The FINANCIAL — Most Northern European countries, Germany, Estonia, Latvia and Poland are among the top opportunity performers in the European Union (EU), as the vast majority of their youth – including those from disadvantaged backgrounds – attain basic competency in PISA reading scores, and their firms enjoy considerable economic freedom as seen in Doing Business rankings, says a new World Bank report.
However, the rise of technology risks leaving Europe’s poorest countries, lagging regions and unskilled workers behind, deepening economic divides within the EU.
Over the last 15 years, manual jobs across the EU have declined by more than 15% while creative and analytical jobs have gone up by the same amount. This trend is accelerating. The report recommends policymakers strive to boost skills for workers, readying them for new jobs in a rapidly evolving labor market. This will drive improved living standards in lagging countries and regions.
“The EU’s remarkable convergence machine has boosted growth and prosperity, benefitting people and firms across all of Europe for more than sixty years. Convergence, however, is not automatic. The machine will stall unless steps are taken to ensure people benefit equally,” says World Bank Chief Executive Officer Kristalina Georgieva. “To keep this momentum going, we need policies that ensure people have the skills to exploit new opportunities. Increasing access to education and training combined with improvements to a country’s business environment, will create more jobs for more people.”
It also suggests that burdensome red tape should be removed to allow firms to unlock their full potential and take advantage of the technology transition. The growing productivity gap between Southern and Northern member states over the last two decades illustrates the immediate challenges facing Europe. Between the late 1990s and today, productivity growth has decelerated from 2% to 1.5% in Northern Europe while productivity growth in Southern Europe has decelerated twice as fast.
Low quality education in particular regions and countries in the EU is also creating an economic and social divide between the richest and the poorest. In half of the EU, more than 20% of 15-years-olds are below basic proficiency in reading and mathematics while in Bulgaria, Malta, Romania and the Slovak republic it’s more than 30% below basic proficiency.

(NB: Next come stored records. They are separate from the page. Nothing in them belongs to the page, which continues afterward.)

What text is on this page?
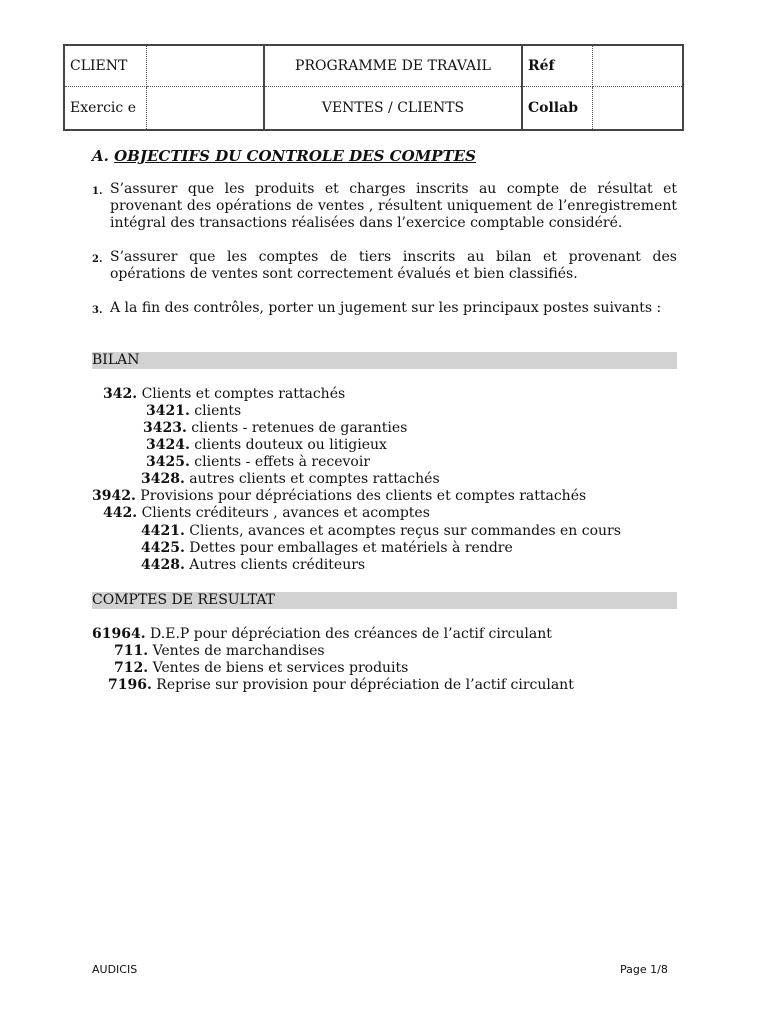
CLIENT		PROGRAMME DE TRAVAIL	Réf	
Exercic e		VENTES / CLIENTS	Collab	
A. OBJECTIFS DU CONTROLE DES COMPTES
1. S’assurer que les produits et charges inscrits au compte de résultat et provenant des opérations de ventes , résultent uniquement de l’enregistrement intégral des transactions réalisées dans l’exercice comptable considéré.
2. S’assurer que les comptes de tiers inscrits au bilan et provenant des opérations de ventes sont correctement évalués et bien classifiés.
3. A la fin des contrôles, porter un jugement sur les principaux postes suivants :
BILAN
342. Clients et comptes rattachés
3421. clients
3423. clients - retenues de garanties
3424. clients douteux ou litigieux
3425. clients - effets à recevoir
3428. autres clients et comptes rattachés
3942. Provisions pour dépréciations des clients et comptes rattachés
442. Clients créditeurs , avances et acomptes
4421. Clients, avances et acomptes reçus sur commandes en cours
4425. Dettes pour emballages et matériels à rendre
4428. Autres clients créditeurs
COMPTES DE RESULTAT
61964. D.E.P pour dépréciation des créances de l’actif circulant
711. Ventes de marchandises
712. Ventes de biens et services produits
7196. Reprise sur provision pour dépréciation de l’actif circulant
AUDICIS	Page 1/8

To close the skill divide in the labor market, governments need to redesign education systems and introduce policies to create equal opportunities in schooling and jobs. In many countries, radical improvements are needed to equip students with skills so they can compete for the jobs of the future.
Unskilled workers are more vulnerable to the shocks of a changing labor market, according to the report. Onerous regulations in many countries in central and southern Europe are discouraging firms from growing, creating jobs, and attracting foreign direct investment.
Enhancing the business environment in the EU will also help firms benefit from continuing growth in the region by spurring innovation and encouraging the adoption of new technologies. In Greece, Italy, Slovakia, and Spain, for example, micro firms account for 40 percent of employment.
“The EU is growing, but Europeans are not growing united. This report highlights the need to create a better environment for both people and firms to benefit from the opportunities being provided by Europe’s convergence machine,” says Arup Banerji, Regional Director for the European Union Countries at the World Bank. “Many countries, particularly in the North, are operating in environments that have high inclusive growth potential. We need to focus on policies that create similar environments for those countries and regions that are lagging behind.”